Portrait photography or portraiture is photography of a person or group of people that displays the expression, personality, and mood of the subject. Like other types of portraiture, the focus of the photograph is usually the person’s face, although the entire body and the background or context may be included.
Approaches to Portraiture
There are essentially four approaches that can be taken in photographic portraiture — the constructionist, environmental, candid and creative approaches. Each approach has been used over time for different reasons be they technical, artistic or cultural. The constructionist approach is when the photographer in their portraiture constructs an idea around the portrait happy family, romantic couple, and trustworthy executive. It is the approach used in most studio and social photography. It is also used extensively in advertising and marketing when an idea has to be put across. The environmental approach depicts the subject in their environment be that a work, leisure, social or family one. They are often shown as doing something, a teacher in a classroom, an artist in a studio, a child in a playground. With the environmental approach more is revealed about the subject. Environmental pictures can have good historical and social significance as primary sources of information. The candid approach is where people are photographed without their knowledge going about their daily business. Whilst this approach taken by the paparazzi is criticized and frowned upon for obvious reasons, less invasive and exploitative candid photography has given the world superb and important images of people in various situations and places over the last century. As with environmental photography, candid photography is important as a historical source of information about people. The Creative Approach is where digital manipulation (and formerly darkroom manipulation) is brought to bear to produce wonderful pictures of people. It is becoming a major form of portraiture as these techniques become more widely understood and used.
Styles of Portraiture
There are many different techniques for portrait photography. Often it is desirable to capture the subject’s eyes and face in sharp focus while allowing other less important elements to be rendered in a soft focus. At other times, portraits of individual features might be the focus of a composition such as the hands, eyes or part of the subject’s torso. Additionally another style such as head shot has come out of the portraiture technique and had become a style on its own.
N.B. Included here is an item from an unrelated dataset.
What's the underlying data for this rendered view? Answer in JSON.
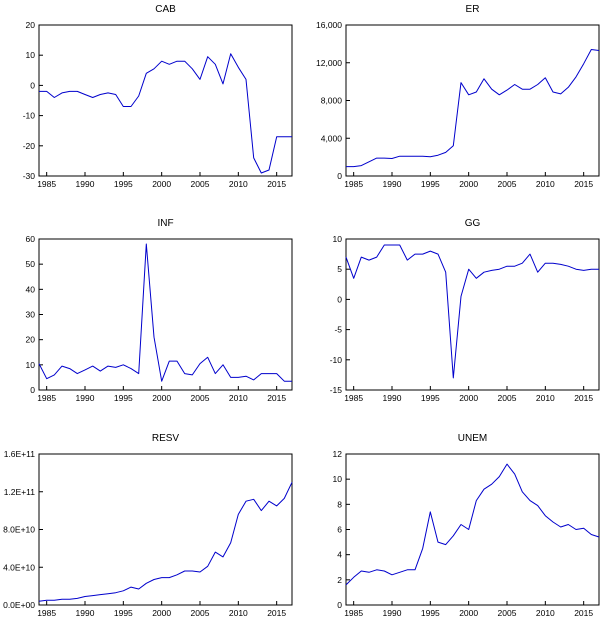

Traditional– Formal senior portraits, in and of themselves, date back at least to the 1880s in America. Some traditional senior portrait sittings include a cap and gown and other changes of clothing, portrait styles and poses. In recent decades, the convention has been to feature male students in tuxedo jackets and female students in a silk or fur drape and a pearl necklace which is meant to simulate the appearance of a formal gown. In some schools a portrait studio is invited to the school to ensure all senior portraits (for the yearbook) are similar in pose and style, and so that students who cannot afford to purchase these portraits on their own or choose not to purchase portraits will appear in the yearbook the same as other students. Other schools allow students to choose a studio and submit portraits on their own.
Modern-Modern-Senior portraits may include virtually any pose or clothing choice, within the limits of good taste. Students often appear with pets, student athletes of both sexes pose in letterman jackets or their playing uniforms, while many men choose glamour photography. Outdoor “location” photos continue to increase in popularity, replacing studio portraits. Picture proofs are usually available to view online the next day which are lower quality, unedited and often with a watermark of the studio.
Senior Portraits– Senior portraits are often included in graduation announcements or are given to friends and family. They are also used in yearbooks and are usually rendered larger than their underclassmen counterparts and are often featured in color, even if the rest of the yearbook is mostly reproduced in black and white. In some schools the requirements are strict regarding the choice of photographer or in the style of portraiture, with only traditional-style portraits being acceptable. Many schools choose to contract one photographer for their yearbook portraits, while other schools allow many different photographers to submit yearbook portraits.